Ebeveynler çocukların okula uyum sürecine nasıl destek olmalıdır?
- Çocuğunuzu bilgilendirin. Bu süreçte belirsizlik çocukta kaygıya yol açabilmektedir. Okula kaçta gideceği, okulda neler yapıldığı, kendisini okulda nelerin beklediği gibi konularda okula başlamadan önce çocuğunuzu sade anlaşılır bir dille bilgilendirin.
- Okul çıkışı onu tam zamanında alacağınızı, kendisini nerede bekleyeceğinizi, nereden servise bineceğini ve hatta eve gittiğinde onu evde kimin karşılayacağına dair bilgiler çocuğu rahatlatır ve onu güvende hissettirir. Böylece çocuğunuzun kaygıyla daha rahat baş etmesine yardımcı olabilirsiniz.
- Çocuğunuz okula başlamadan önce kendisine okulu gezdirin. Öğretmenleriyle tanıştırın, tuvalet, kantin gibi okuldaki bölümlerin nerelerde olduğunu çocuğunuza gösterin. Bu tutum soyut düşüncesi yetişkinler kadar gelişmemiş olan çocuğu, okulun nasıl bir yer olduğu ve kendisini nelerin beklediğini somutlaştırarak rahatlatacak ve güvende hissettirecektir.
- Okula başlayan çocuğun kaygı ve korku gibi hissettiği duygu mesajları ebeveynler tarafından doğru okunmadığında çocukta baş ağrısı, karın ağrısı ve mide bulantısı gibi psiko-somatik belirtiler görülebilir. Dolayısıyla çocuğunuzun ne hissettiğini ve neye ihtiyaç duyduğunu anlayıp cevap vermek çocuğun iyi olma hali açısından önemli bir rol oynamaktadır.
- Özellikle ebeveynler bu süreçte çocuğun duygu ifadesini teşvik etmelidir. Bunu oyun, resim ya da kitap yoluyla yapabilirler. Bu süreçte ebeveynin kendi okula başlama sürecindeki duygularını çocuğuyla paylaşması, çocuğun zihninde güç sembolü olan anne ve babanın bile benzer duyguları yaşayabildiğini duyması, çocuğu rahatlatarak güvende hissettirebilir.
- Çocukla kurulan iletişimde ve duygu paylaşımlarında ‘okulda her şey çok güzel olacak çok eğleneceksin, herkes seni çok sevecek’ gibi abartılı anlatımlardan kaçının. Bu tarz anlatımlar çocuğun gerçekte yaşadığıyla eşleşmeyebilir ve ebeveyne karşı duyulan güven duygusunu sarsabilir.
- Vedalaşmayı ajitasyon oluşturacak hale getirmeyin ve kısa tutun.

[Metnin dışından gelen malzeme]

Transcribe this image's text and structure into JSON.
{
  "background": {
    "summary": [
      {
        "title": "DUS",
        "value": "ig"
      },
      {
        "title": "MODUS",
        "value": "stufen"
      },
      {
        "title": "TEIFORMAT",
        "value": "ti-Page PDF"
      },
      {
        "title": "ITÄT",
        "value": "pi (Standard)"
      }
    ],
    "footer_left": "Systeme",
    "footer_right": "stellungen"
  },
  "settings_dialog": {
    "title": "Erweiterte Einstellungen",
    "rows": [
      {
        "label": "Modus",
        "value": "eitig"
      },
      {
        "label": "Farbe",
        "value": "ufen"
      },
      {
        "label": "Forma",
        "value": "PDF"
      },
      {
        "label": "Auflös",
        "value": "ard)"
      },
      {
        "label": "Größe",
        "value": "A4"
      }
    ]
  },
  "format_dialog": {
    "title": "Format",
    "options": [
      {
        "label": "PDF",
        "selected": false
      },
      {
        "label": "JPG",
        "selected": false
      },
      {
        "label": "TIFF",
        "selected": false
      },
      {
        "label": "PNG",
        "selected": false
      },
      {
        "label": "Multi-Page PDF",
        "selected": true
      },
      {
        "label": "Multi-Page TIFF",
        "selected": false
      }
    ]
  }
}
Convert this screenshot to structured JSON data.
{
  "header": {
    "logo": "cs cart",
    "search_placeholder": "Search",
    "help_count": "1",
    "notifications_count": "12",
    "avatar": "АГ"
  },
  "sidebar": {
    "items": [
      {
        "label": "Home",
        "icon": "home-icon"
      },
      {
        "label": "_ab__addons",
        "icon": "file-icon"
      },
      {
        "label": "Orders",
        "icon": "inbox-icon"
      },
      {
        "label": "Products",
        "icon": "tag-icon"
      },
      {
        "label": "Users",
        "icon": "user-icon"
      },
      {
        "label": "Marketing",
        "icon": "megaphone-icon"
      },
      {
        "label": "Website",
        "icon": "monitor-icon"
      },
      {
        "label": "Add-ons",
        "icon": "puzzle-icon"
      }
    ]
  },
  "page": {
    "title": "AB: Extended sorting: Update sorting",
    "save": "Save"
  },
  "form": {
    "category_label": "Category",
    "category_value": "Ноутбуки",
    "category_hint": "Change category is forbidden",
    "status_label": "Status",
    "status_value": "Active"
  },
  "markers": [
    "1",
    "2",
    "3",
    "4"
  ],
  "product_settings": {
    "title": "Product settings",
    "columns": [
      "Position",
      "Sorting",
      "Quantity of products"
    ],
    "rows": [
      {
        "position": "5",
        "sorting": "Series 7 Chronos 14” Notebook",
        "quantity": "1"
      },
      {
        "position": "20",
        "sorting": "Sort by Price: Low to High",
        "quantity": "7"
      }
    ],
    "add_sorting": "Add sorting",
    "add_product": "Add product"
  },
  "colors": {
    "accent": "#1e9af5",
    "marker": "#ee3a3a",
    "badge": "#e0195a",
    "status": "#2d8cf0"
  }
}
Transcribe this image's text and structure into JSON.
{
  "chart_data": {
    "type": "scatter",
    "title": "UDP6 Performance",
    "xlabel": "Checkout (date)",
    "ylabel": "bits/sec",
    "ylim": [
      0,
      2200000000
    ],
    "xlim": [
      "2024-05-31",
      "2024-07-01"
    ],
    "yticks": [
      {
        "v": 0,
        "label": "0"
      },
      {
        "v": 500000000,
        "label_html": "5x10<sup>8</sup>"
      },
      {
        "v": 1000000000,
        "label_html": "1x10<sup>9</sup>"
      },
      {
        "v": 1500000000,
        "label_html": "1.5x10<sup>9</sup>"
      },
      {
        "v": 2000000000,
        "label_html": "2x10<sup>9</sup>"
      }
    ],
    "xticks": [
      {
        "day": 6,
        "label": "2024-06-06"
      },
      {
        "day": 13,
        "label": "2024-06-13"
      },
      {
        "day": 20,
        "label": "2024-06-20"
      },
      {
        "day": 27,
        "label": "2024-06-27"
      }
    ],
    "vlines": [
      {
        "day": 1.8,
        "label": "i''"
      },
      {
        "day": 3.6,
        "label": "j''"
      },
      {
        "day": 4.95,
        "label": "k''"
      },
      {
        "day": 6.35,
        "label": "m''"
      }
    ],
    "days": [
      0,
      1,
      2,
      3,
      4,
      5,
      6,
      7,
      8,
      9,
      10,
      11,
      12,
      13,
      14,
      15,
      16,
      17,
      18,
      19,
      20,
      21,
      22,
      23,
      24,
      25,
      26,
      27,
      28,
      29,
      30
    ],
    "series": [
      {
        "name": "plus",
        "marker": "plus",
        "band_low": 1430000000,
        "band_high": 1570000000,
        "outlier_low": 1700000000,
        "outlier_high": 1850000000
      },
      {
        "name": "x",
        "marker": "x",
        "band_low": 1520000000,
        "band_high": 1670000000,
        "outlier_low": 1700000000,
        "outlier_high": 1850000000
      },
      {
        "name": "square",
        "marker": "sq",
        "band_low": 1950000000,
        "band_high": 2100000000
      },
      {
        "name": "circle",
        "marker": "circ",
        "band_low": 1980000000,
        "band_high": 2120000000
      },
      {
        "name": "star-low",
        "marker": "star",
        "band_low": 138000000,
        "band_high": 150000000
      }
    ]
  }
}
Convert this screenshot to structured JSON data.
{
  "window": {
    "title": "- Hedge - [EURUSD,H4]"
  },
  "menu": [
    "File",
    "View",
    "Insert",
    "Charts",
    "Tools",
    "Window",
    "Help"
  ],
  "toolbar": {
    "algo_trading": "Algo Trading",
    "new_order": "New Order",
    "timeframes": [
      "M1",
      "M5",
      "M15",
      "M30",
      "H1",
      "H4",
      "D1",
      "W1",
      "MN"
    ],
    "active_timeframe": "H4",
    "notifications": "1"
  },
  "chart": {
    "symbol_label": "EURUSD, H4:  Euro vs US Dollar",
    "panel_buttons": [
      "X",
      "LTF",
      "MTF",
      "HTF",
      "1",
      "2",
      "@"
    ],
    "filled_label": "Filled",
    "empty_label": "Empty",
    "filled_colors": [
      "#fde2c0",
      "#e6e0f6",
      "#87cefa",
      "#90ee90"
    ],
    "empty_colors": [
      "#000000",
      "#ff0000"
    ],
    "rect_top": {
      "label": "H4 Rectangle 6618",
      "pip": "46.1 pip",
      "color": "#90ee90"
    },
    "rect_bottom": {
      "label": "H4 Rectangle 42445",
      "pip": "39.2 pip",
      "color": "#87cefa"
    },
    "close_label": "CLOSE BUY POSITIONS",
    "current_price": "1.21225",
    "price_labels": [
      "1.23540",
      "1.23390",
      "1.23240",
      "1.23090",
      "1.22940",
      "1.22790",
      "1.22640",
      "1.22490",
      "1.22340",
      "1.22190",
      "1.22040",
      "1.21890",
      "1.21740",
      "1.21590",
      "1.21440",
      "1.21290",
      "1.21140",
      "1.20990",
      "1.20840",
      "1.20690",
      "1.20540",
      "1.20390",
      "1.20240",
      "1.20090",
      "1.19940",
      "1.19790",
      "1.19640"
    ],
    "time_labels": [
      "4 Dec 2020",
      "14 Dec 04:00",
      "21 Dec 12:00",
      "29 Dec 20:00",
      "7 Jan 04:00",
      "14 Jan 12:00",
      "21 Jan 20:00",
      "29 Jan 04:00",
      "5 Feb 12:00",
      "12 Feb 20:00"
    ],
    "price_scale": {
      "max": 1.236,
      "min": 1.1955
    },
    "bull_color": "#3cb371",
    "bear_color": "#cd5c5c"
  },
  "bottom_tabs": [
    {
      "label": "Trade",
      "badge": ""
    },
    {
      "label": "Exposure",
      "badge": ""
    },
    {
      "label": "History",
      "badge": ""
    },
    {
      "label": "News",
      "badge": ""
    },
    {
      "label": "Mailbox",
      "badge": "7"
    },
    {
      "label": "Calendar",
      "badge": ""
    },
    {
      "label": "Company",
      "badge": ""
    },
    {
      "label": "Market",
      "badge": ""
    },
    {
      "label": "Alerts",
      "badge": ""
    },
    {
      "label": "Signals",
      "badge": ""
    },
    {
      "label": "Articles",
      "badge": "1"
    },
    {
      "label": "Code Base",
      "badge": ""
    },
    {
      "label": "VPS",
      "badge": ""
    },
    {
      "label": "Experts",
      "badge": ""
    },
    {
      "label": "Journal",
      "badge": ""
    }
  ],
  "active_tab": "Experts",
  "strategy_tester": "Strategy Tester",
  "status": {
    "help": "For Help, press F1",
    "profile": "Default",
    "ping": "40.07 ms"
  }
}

Çocuk kaygılandığında ya da olumsuz bir duygu yaşadığında ebeveyni gözlemler eğer aynı duygu ebeveynde de eşlik ediyorsa kendi korkularının yerinde olduğunu zihninde doğrulayacaktır.
- Yemek, uyku ve oyun saatlerinin okul düzenine göre yeniden planlayın.
- Okula gitmek çocuğun sorumluluğudur. Dolayısıyla bu algınının çocukta oluşması için ebeveynler çocuğun okula uyum sürecinde ‘okula gidersen dondurma alacağım.’ gibi söylemlerden uzak durarak, ödül ceza sistemini kullanmaktan kaçınmalıdırlar. Aksi taktirde çocuk okula gitmeyi ya da gitmemeyi ebeveyne ödül ya da ceza olarak kullanabilir.
- Sonuç olarak, okula başlamadan önce alanında uzman bir psikolog tarafından çocuğun psikososyal gelişiminin değerlendirilmesi ve ebeveynle birlikte iş birliği içeresinde çalışarak becerilerinin geliştirilmesi oldukça önemlidir. Okula başladıktan sonra da benzer şekilde çocuğun biyo-psiko-sosyal gelişimi ebeveynler ve öğretmenler tarafından gözlenmeli herhangi bir gelişimsel bozukluk belirtileri görülüyorsa alanında uzman bir psikologdan destek alınması çocuk ruh sağlığı açısından oldukça önemlidir.